The Franny Armstrong film, The Age of Stupid, released in late March, ratchets up the urgency of Al Gore’s An Inconvenient Truth. The buildings depicted are mostly the remains of those in New Orleans after Hurricane Katrina, but it underscores the extreme urgency of action on all fronts. At present, building corresponding to the ZED standard being half-achieved, largely owing to the tightening of the building regulations in Britain but, in 2050, at least 80 per cent of our existing building stock (the part that is not under water owing to rising sea levels) will still be with us, and, unless it undergoes energy-saving modification very soon, it will have helped us travel on the road to hell along which Mr Clarkson is still so merrily speeding.
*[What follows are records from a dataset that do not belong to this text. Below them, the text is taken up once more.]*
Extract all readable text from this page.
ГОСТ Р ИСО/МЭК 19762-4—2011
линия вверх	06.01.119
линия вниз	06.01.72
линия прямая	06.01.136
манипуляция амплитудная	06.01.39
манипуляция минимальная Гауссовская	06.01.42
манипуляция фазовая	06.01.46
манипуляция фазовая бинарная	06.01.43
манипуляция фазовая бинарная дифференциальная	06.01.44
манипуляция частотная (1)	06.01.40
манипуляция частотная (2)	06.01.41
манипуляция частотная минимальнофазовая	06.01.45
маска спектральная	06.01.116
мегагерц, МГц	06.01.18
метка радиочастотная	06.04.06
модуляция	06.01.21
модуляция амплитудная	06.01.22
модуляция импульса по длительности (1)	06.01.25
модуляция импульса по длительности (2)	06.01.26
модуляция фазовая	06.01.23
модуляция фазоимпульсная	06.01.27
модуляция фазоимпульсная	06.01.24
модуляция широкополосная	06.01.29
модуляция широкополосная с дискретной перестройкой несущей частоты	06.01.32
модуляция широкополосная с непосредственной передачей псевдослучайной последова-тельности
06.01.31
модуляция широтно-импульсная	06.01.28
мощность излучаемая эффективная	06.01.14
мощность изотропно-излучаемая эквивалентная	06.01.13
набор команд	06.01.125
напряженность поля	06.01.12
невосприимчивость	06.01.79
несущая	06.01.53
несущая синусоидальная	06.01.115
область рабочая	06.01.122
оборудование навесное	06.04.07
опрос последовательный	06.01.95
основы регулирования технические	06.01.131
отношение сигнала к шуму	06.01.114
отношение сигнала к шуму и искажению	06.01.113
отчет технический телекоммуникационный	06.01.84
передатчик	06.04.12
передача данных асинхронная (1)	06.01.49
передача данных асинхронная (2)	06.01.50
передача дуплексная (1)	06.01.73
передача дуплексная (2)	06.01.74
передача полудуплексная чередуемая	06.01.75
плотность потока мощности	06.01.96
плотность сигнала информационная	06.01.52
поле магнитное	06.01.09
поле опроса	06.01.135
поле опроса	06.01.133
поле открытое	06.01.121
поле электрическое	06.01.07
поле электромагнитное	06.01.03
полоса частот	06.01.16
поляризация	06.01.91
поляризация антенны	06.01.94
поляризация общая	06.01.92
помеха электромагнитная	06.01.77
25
The Greer–Dunster debate, which took place at the fifth annual Ecobuild exhibition earlier this month, served its purpose in attracting attention, demonstrating that the subject of sustainable, green or eco-building is still a difficult one to present to the public with the seriousness needed. The lack of an agreed name is only the beginning of the problem. Government policy, especially as directed towards owners of single buildings wishing to invest in energy-saving improvements, has been worthy of The Age of Stupid, and only by allowing much more eye-catching disasters to unfold over the same period has the government managed to deflect deserved criticism for stunting the growth of new green industries in micro-generation and insulation. While the more liberal sections of the press have adopted green causes with gusto, there is a widespread confusion and scepticism that seems causally linked to Greer’s willingness to apply her formidable intelligence to obscuring the real issues with prejudices about the shape of windows.
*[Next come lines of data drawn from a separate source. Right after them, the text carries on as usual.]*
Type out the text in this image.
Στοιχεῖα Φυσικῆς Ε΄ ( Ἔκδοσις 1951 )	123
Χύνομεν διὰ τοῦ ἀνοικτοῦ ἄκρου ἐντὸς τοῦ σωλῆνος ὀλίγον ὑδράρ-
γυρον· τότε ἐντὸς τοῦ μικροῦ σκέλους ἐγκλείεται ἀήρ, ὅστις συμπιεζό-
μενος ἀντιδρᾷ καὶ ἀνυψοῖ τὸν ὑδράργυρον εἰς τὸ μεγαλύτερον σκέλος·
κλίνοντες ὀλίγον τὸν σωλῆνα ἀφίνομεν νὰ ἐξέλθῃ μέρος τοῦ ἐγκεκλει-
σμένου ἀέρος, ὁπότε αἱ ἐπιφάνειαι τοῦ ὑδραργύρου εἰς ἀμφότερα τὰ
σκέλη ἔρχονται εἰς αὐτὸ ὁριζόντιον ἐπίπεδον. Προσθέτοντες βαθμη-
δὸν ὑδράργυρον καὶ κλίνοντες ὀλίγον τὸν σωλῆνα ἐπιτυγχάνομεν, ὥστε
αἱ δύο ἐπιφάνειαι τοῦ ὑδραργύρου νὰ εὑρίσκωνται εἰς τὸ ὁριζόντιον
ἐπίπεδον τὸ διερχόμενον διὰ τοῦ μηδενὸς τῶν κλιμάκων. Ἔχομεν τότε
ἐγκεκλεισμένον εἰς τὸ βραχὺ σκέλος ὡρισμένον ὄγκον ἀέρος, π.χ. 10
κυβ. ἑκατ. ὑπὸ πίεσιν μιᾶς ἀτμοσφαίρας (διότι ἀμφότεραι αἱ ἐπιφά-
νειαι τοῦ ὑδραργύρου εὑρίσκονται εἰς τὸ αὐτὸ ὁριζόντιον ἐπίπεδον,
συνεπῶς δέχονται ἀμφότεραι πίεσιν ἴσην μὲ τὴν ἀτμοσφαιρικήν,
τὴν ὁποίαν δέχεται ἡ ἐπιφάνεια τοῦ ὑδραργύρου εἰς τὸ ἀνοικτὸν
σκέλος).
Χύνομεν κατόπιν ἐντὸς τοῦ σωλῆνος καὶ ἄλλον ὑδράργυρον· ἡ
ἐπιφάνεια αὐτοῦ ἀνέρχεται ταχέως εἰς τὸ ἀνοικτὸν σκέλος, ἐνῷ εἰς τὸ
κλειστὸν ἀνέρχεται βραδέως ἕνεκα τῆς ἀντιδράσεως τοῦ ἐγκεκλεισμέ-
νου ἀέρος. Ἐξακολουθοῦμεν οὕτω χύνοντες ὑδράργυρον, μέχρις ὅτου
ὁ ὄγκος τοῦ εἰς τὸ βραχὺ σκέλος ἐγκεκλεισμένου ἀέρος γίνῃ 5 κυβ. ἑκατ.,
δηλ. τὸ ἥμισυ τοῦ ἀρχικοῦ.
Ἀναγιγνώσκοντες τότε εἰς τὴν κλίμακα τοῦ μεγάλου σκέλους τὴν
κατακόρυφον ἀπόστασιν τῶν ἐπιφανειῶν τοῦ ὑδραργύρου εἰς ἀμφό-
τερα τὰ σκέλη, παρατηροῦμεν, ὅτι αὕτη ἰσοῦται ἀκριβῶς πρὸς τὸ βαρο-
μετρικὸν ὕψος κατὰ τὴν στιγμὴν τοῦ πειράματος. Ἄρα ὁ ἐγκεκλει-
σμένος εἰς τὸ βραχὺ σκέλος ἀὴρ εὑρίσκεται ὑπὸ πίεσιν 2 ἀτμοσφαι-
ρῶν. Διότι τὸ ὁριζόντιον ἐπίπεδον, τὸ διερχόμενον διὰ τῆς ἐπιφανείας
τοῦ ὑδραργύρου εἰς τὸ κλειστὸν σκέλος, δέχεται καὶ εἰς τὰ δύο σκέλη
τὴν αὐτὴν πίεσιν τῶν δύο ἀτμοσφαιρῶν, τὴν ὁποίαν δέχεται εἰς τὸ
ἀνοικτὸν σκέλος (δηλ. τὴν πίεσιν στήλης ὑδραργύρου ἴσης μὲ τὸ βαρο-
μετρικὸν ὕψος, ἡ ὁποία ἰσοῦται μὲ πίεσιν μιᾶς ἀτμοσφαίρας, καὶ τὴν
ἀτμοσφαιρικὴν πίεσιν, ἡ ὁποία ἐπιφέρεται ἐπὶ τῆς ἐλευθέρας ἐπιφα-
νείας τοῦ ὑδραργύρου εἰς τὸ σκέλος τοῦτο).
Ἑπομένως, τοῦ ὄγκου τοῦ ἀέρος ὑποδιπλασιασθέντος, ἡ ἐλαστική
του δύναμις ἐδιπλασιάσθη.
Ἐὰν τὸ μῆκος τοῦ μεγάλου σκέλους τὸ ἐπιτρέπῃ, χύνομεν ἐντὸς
Criticising the design of the bailer while the boat is sinking is displacement activity. On the other hand, what appeals to the eye is more likely to encourage consensus and engagement in solving these problems. The never-resolved split between how architects like buildings to look, and what the public prefers, does risk increasing the drag factor in accelerating the kind of changes we need in the built environment. Both sides tend to cherish their prejudices, partly because the opportunities for mediation seem so few.

The answer ought to lie symbolically somewhere between the two major architecture exhibitions currently in London: Andrea Palladio at the Royal Academy (until 13 April) and Le Corbusier at the Barbican (until 24 May). Enthusiasts for Le Corbusier believe that you cannot design today in the manner of Palladio, although the many manners of Le Corbusier do not suffer from the same prohibition. Both modes lend themselves to energy saving design and the spirit of Palladio is well adapted to green design, as some portions of Poundbury already demonstrate (see www.working-group.co.uk for examples). Both architects have been among the most influential in history, although their individual creativity has often been reduced to a formula and they have acquired a bad name in some quarters. Both were responsive to sites and contexts, while the publication of their works (and both were masters of the self-promoting book) cannot really give the sense of each building’s relationship with its site. If eco-architecture isn’t about a sense of place, then something must be wrong, so there is a deeper message to be learnt about the relationship between the look of the thing and its rightness there and then. It’s no guarantee of good architecture — but what is?